Unfortunately, the experiment you described does not suffice to establish that those speeds are the same. So you cannot claim (based on that setup) that the 499 seconds represents the time for light to travel from Sun to Earth.
first of all, i was not really describing an experiment. i was simply refuting want ghwells said,
specifically regarding a stopwatch. if the SOL was very slow, it's the same thing a 100-meter race timer would have to do: position him/herself on the line perpendicular to the 50-meter point, start the stopwatch when he or she sees the starter's pistol go off and stop it when he/she sees the runner cross the finish line. and it requires the assumption that there is no reason to believe that the equal path lengths would have different travel times, even for a slow speed-of-light.

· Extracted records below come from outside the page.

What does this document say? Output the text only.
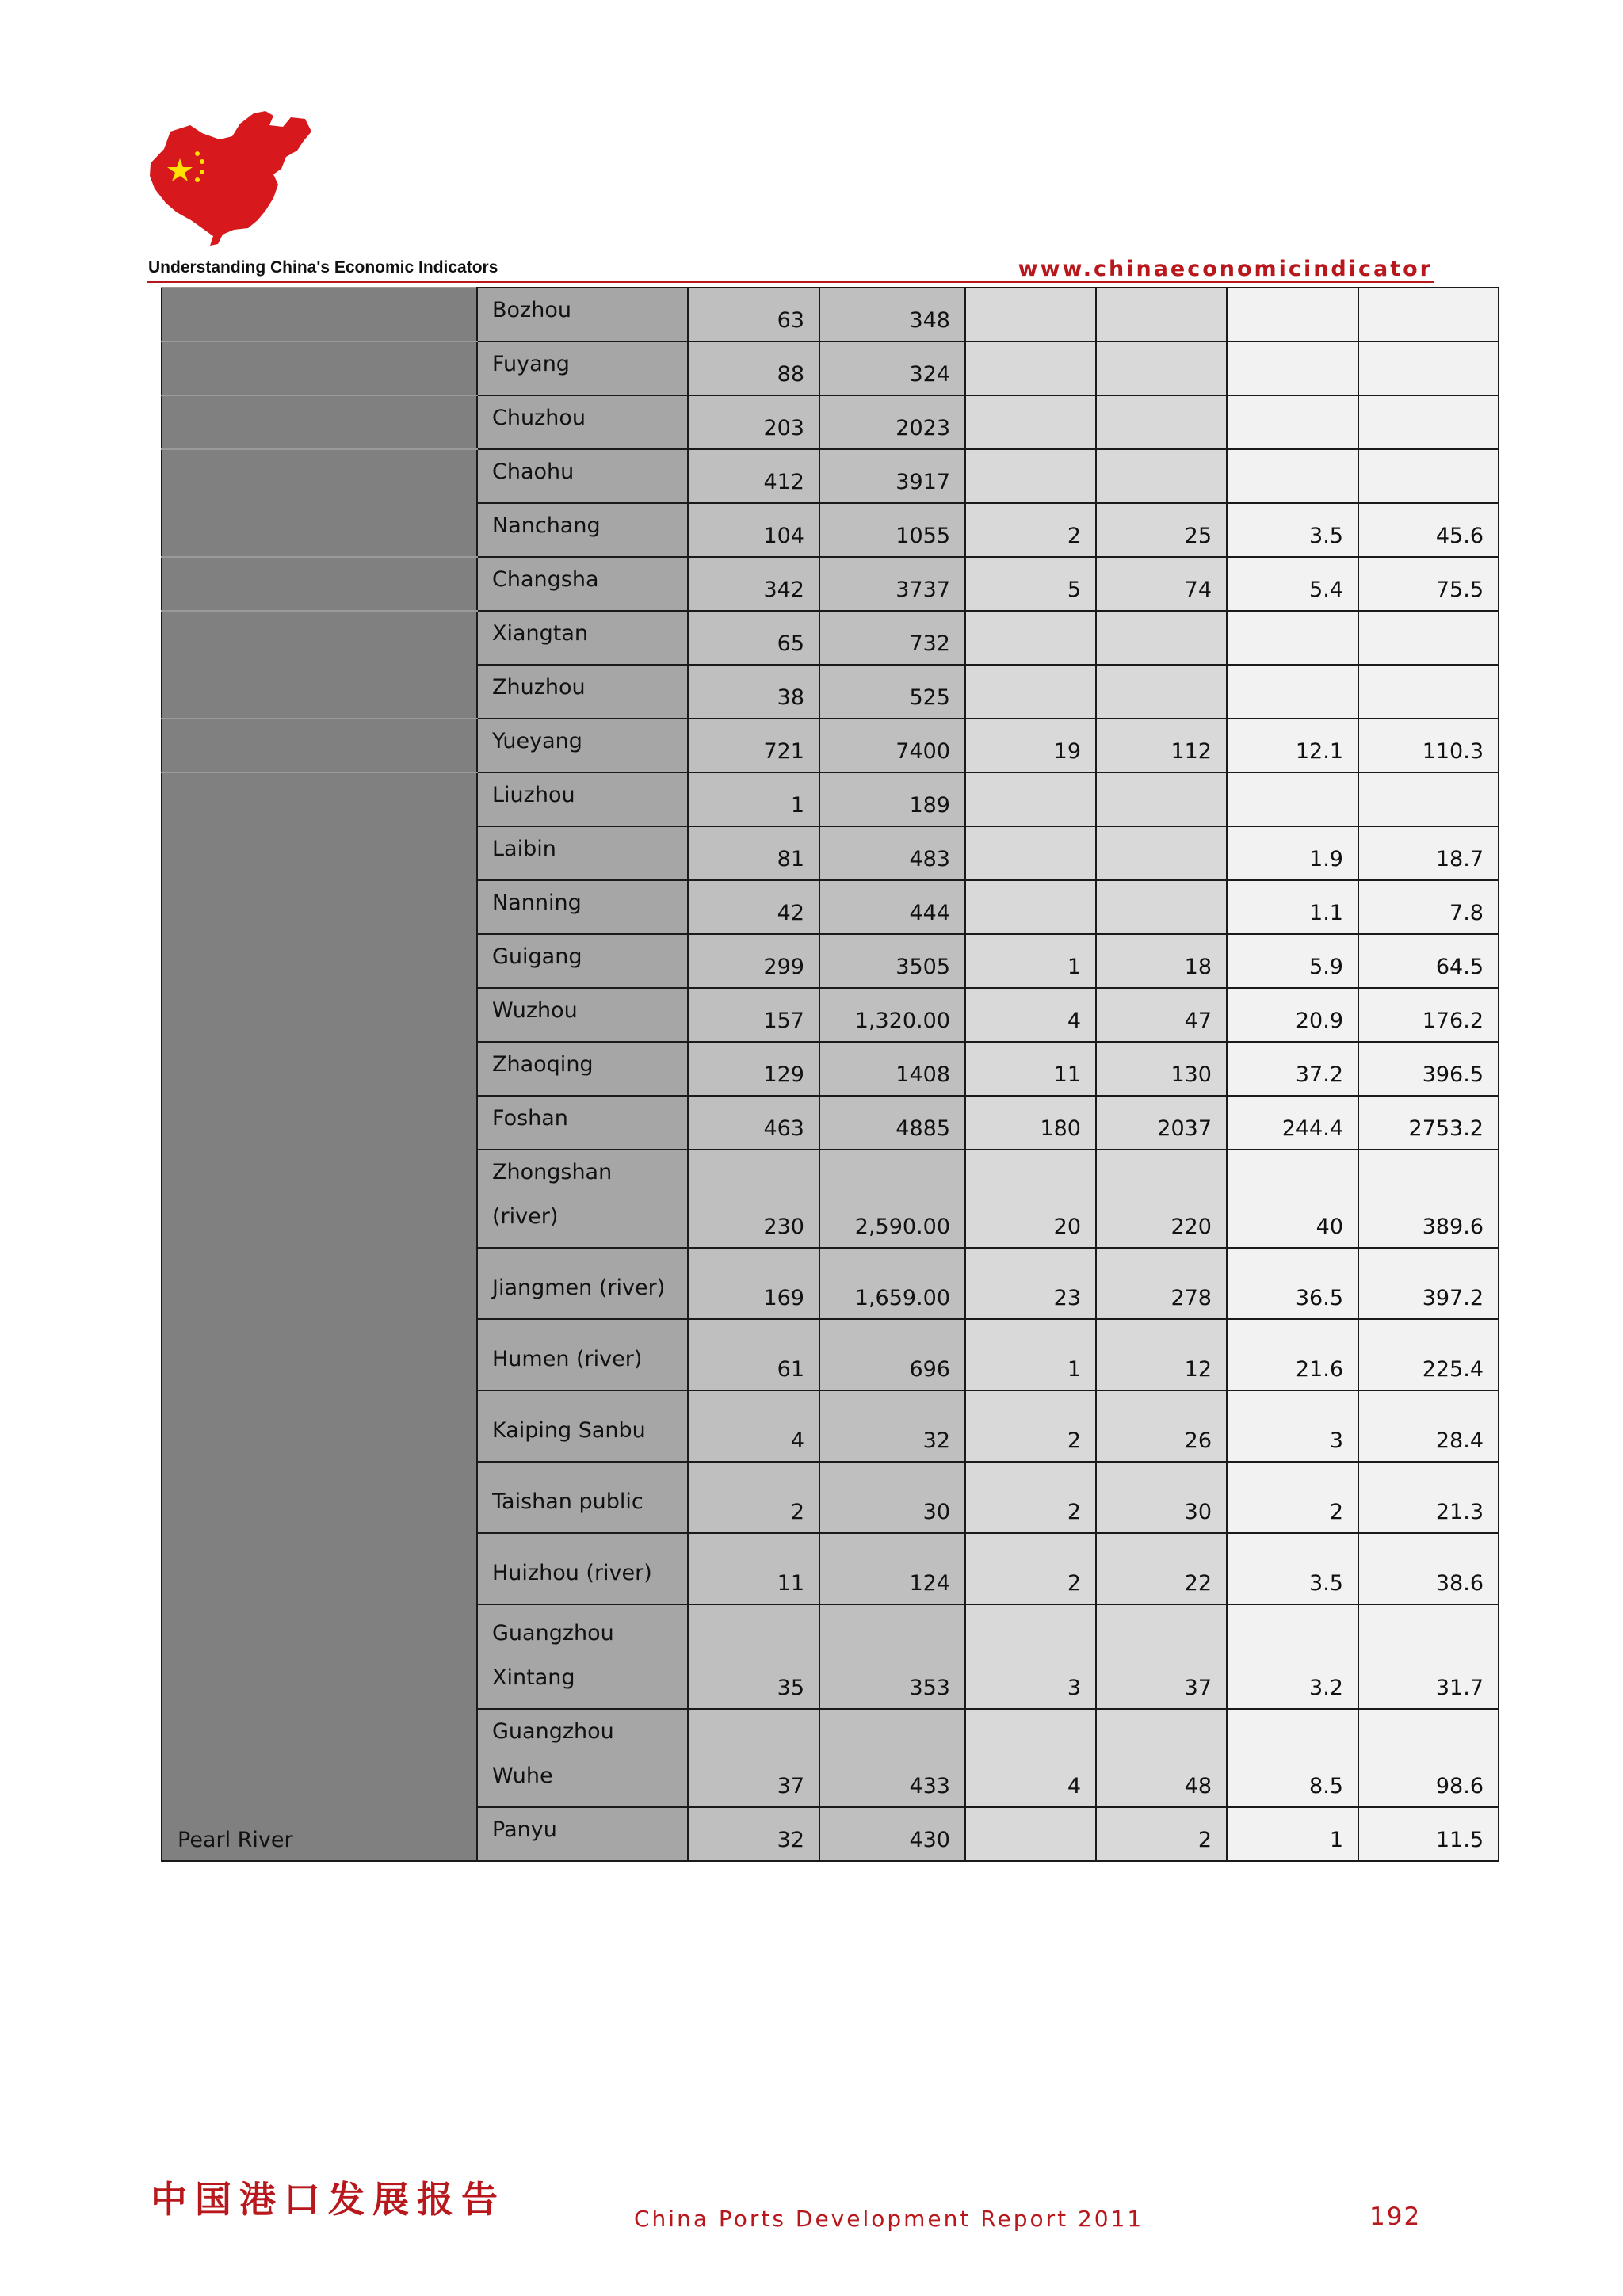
Understanding China's Economic Indicators	www.chinaeconomicindicator
	Bozhou	63	348				
	Fuyang	88	324				
	Chuzhou	203	2023				
	Chaohu	412	3917				
	Nanchang	104	1055	2	25	3.5	45.6
	Changsha	342	3737	5	74	5.4	75.5
	Xiangtan	65	732				
	Zhuzhou	38	525				
	Yueyang	721	7400	19	112	12.1	110.3
Pearl River	Liuzhou	1	189				
	Laibin	81	483			1.9	18.7
	Nanning	42	444			1.1	7.8
	Guigang	299	3505	1	18	5.9	64.5
	Wuzhou	157	1,320.00	4	47	20.9	176.2
	Zhaoqing	129	1408	11	130	37.2	396.5
	Foshan	463	4885	180	2037	244.4	2753.2
	Zhongshan (river)	230	2,590.00	20	220	40	389.6
	Jiangmen (river)	169	1,659.00	23	278	36.5	397.2
	Humen (river)	61	696	1	12	21.6	225.4
	Kaiping Sanbu	4	32	2	26	3	28.4
	Taishan public	2	30	2	30	2	21.3
	Huizhou (river)	11	124	2	22	3.5	38.6
	Guangzhou Xintang	35	353	3	37	3.2	31.7
	Guangzhou Wuhe	37	433	4	48	8.5	98.6
	Panyu	32	430		2	1	11.5
中国港口发展报告	China Ports Development Report 2011	192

you know, Michaelson-Morley could not claim the absence of aether based on the negative result of the experiment. perhaps the aether moves around with the Earth as the Earth revolves around the sun, that would account for the negative result. but it's an unreasonable assumption. so maybe M-M didn't prove anything. maybe, for the flat-earthers, the aether still is out there, and it moves around with the experimental platform which is why we just cannot measure our motion through it.

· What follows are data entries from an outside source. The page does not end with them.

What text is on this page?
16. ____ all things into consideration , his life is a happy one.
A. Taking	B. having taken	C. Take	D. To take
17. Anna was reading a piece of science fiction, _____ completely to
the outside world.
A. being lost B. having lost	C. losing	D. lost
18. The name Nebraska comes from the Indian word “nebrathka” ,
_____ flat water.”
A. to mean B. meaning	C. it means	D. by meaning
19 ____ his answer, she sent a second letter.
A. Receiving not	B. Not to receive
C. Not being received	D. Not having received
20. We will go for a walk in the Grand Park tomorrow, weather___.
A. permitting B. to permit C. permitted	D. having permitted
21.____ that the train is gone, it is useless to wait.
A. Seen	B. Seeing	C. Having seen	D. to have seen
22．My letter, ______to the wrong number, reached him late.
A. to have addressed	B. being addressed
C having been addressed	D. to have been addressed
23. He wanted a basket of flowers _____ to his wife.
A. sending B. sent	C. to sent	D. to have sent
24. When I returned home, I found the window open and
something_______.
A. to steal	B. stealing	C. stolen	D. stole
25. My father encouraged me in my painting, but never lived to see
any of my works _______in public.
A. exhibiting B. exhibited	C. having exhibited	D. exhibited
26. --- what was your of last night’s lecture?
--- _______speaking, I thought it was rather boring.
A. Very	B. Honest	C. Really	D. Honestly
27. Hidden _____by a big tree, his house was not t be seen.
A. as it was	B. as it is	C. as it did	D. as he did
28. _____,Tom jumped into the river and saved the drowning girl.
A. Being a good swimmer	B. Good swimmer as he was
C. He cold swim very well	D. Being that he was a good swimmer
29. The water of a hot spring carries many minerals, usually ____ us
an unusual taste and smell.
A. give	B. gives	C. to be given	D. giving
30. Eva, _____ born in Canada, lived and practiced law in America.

when making the round-trip two-way SOL measurement it may seem reasonable that the time of travel is longer in one direction than the other because we might be moving through the aether in nearlythe same direction (maybe another reason why M-M set up a perpendicular path).
however, for the case i outline, as the paths to the observer get longer and longer (yet somehow we guarantee they remain equal in length) the assumption of a difference in speed along those paths gets less and less reasonable because the two directions are virtually the same. and (if you could pull it off, and i never said how one could set that up) it would measure precisely what ghw says cannot be measured with a stopwatch.